Насибов прижался лицом к костистой щеке лошади, объяснил:

— Хотят нас с тобой, Алик, порознить...

Голос был ласков и тих, а слов Анилин не понимал, решил, что напрасно в беспокойство пришел, что все в порядке, и беспечально засунул голову в ворох сена.

А беда над ним нависла опять нешуточная: по-прежнему руководители завода не верили, что из него может быть толк, и постановили отрядить его для летних испытаний на один из провинциальных ипподромов, где, как говорят полушутя-полусерьезно, собираются бродячие собаки, а не лошади — ни породы, ни класса, ни резвости.

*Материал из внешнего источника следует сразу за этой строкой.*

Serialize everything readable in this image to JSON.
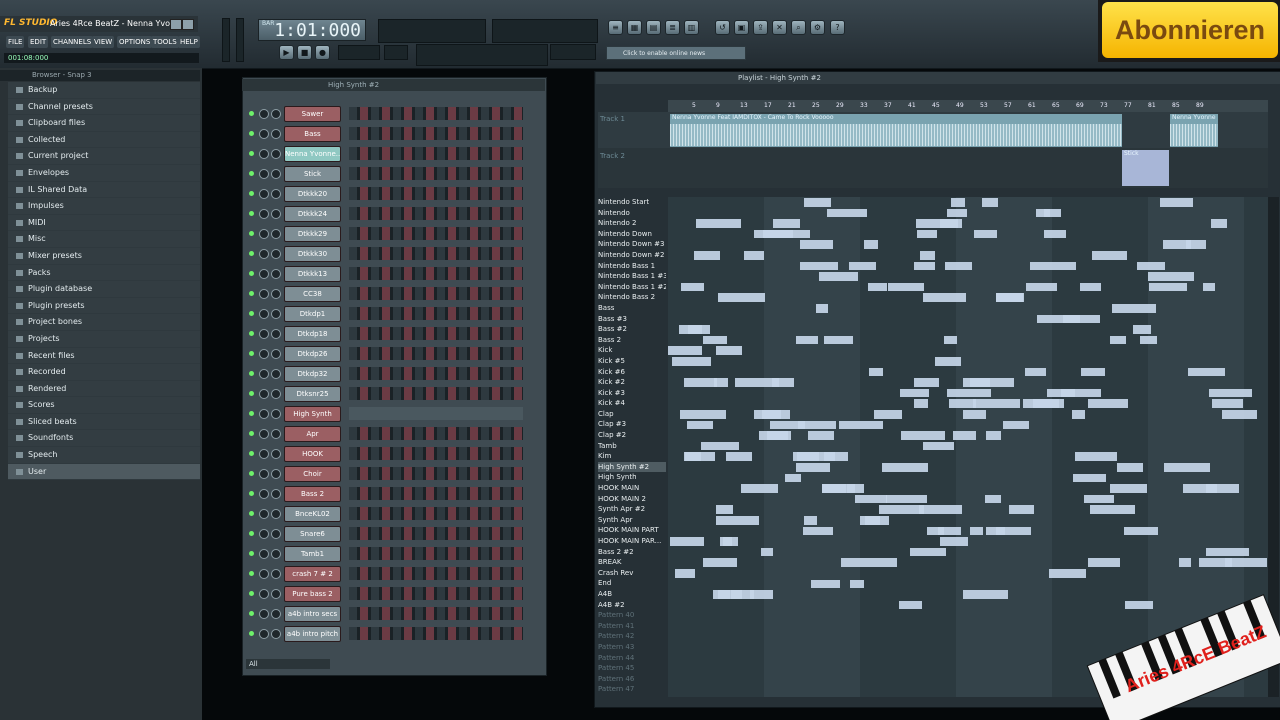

Насибов возмущался, уверял, просил, требовал. Но если начкон Шимширт лишь увещевал «по-отечески» (мол, на кой ляд тебе связываться с сомнительной лошадью!), то директор Готлиб говорил категорически:

— Нельзя позорить завод в Москве! Этот жеребенок бегать-то не умеет, не то что скакать.

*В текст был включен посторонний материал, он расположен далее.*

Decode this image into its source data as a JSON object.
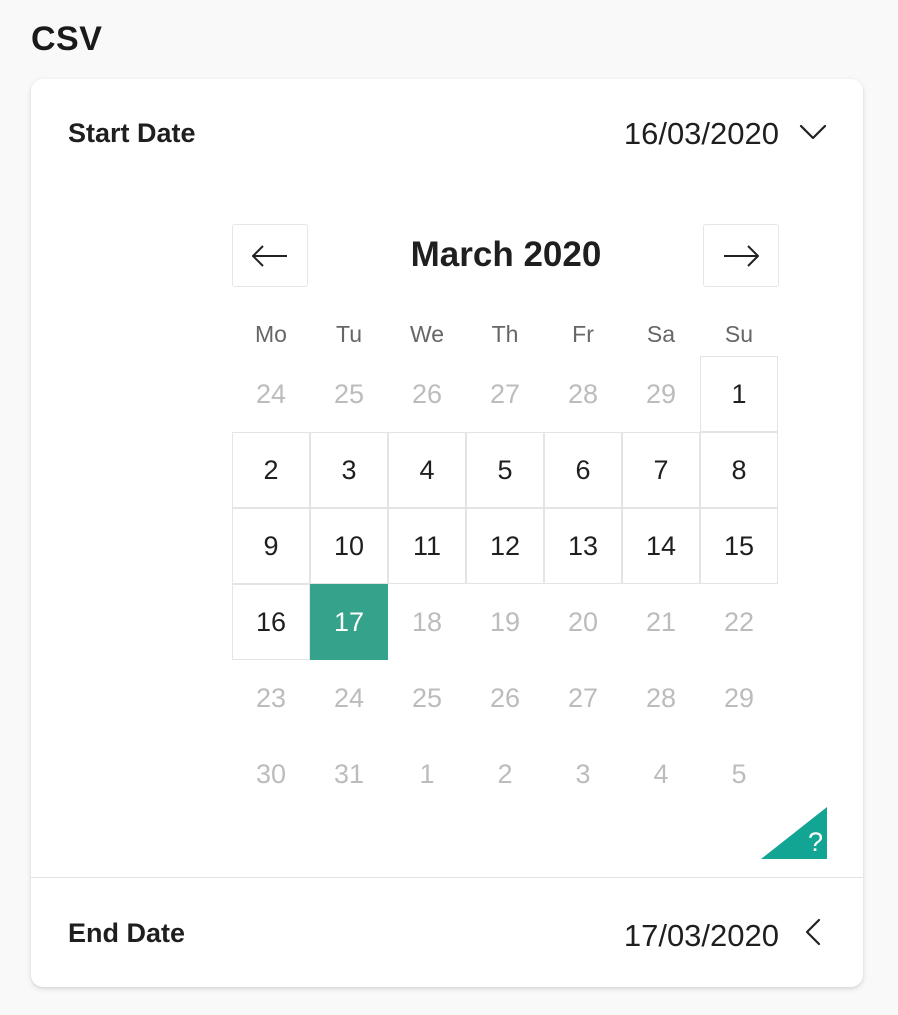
{
  "page": {
    "title": "CSV"
  },
  "start_date": {
    "label": "Start Date",
    "value": "16/03/2020"
  },
  "end_date": {
    "label": "End Date",
    "value": "17/03/2020"
  },
  "calendar": {
    "month_label": "March 2020",
    "weekdays": [
      "Mo",
      "Tu",
      "We",
      "Th",
      "Fr",
      "Sa",
      "Su"
    ],
    "days": [
      {
        "label": "24",
        "muted": true
      },
      {
        "label": "25",
        "muted": true
      },
      {
        "label": "26",
        "muted": true
      },
      {
        "label": "27",
        "muted": true
      },
      {
        "label": "28",
        "muted": true
      },
      {
        "label": "29",
        "muted": true
      },
      {
        "label": "1",
        "muted": false,
        "bordered": true
      },
      {
        "label": "2",
        "muted": false,
        "bordered": true
      },
      {
        "label": "3",
        "muted": false,
        "bordered": true
      },
      {
        "label": "4",
        "muted": false,
        "bordered": true
      },
      {
        "label": "5",
        "muted": false,
        "bordered": true
      },
      {
        "label": "6",
        "muted": false,
        "bordered": true
      },
      {
        "label": "7",
        "muted": false,
        "bordered": true
      },
      {
        "label": "8",
        "muted": false,
        "bordered": true
      },
      {
        "label": "9",
        "muted": false,
        "bordered": true
      },
      {
        "label": "10",
        "muted": false,
        "bordered": true
      },
      {
        "label": "11",
        "muted": false,
        "bordered": true
      },
      {
        "label": "12",
        "muted": false,
        "bordered": true
      },
      {
        "label": "13",
        "muted": false,
        "bordered": true
      },
      {
        "label": "14",
        "muted": false,
        "bordered": true
      },
      {
        "label": "15",
        "muted": false,
        "bordered": true
      },
      {
        "label": "16",
        "muted": false,
        "bordered": true
      },
      {
        "label": "17",
        "muted": false,
        "selected": true
      },
      {
        "label": "18",
        "muted": true
      },
      {
        "label": "19",
        "muted": true
      },
      {
        "label": "20",
        "muted": true
      },
      {
        "label": "21",
        "muted": true
      },
      {
        "label": "22",
        "muted": true
      },
      {
        "label": "23",
        "muted": true
      },
      {
        "label": "24",
        "muted": true
      },
      {
        "label": "25",
        "muted": true
      },
      {
        "label": "26",
        "muted": true
      },
      {
        "label": "27",
        "muted": true
      },
      {
        "label": "28",
        "muted": true
      },
      {
        "label": "29",
        "muted": true
      },
      {
        "label": "30",
        "muted": true
      },
      {
        "label": "31",
        "muted": true
      },
      {
        "label": "1",
        "muted": true
      },
      {
        "label": "2",
        "muted": true
      },
      {
        "label": "3",
        "muted": true
      },
      {
        "label": "4",
        "muted": true
      },
      {
        "label": "5",
        "muted": true
      }
    ]
  },
  "help": {
    "label": "?",
    "icon": "question-icon"
  },
  "colors": {
    "accent": "#35a38b",
    "help_badge": "#12a594",
    "muted_text": "#bcbcbc"
  }
}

Если бы Анилин был не у Насибова, а у любого другого жокея, пусть бы очень хорошего, но не с таким авторитетом, то чем бы закончилось — бог ведает... Анилин попал бы в другие руки — это раз. А два — если бы в других руках он и хорошо скакал, могли бы его успехи и не оценить: велика ли доблесть быть первым среди последних!

Как настоял на своем Насибов — не суть важно. Главное, что настоял,— Анилин в апреле 1963 года прибыл поездом в Москву и был поставлен в денник на Центральном ипподроме.

В конюшне (ему досталась самая старая конюшня, называемая в обиходе «колбасой» — длинная и изогнутая полукругом) пахло ихтиоловой мазью и скипидаром, те же конюхи с теми же попонами, ведрами, сетками для сена разносили тот же овес и ту же солому, и вся жизнь шла по тому же привычному распорядку, но иногда... Иногда вдруг через высокое, под самым потолком, окно просачивались к Анилину странные и волнующие звуки: играла музыка, звонил колокол, затем рождался такой лавинный гул, будто несметный табун лошадей проносился по степным балкам.

Вот он — волшебный и таинственный мир скачек! Наконец-то.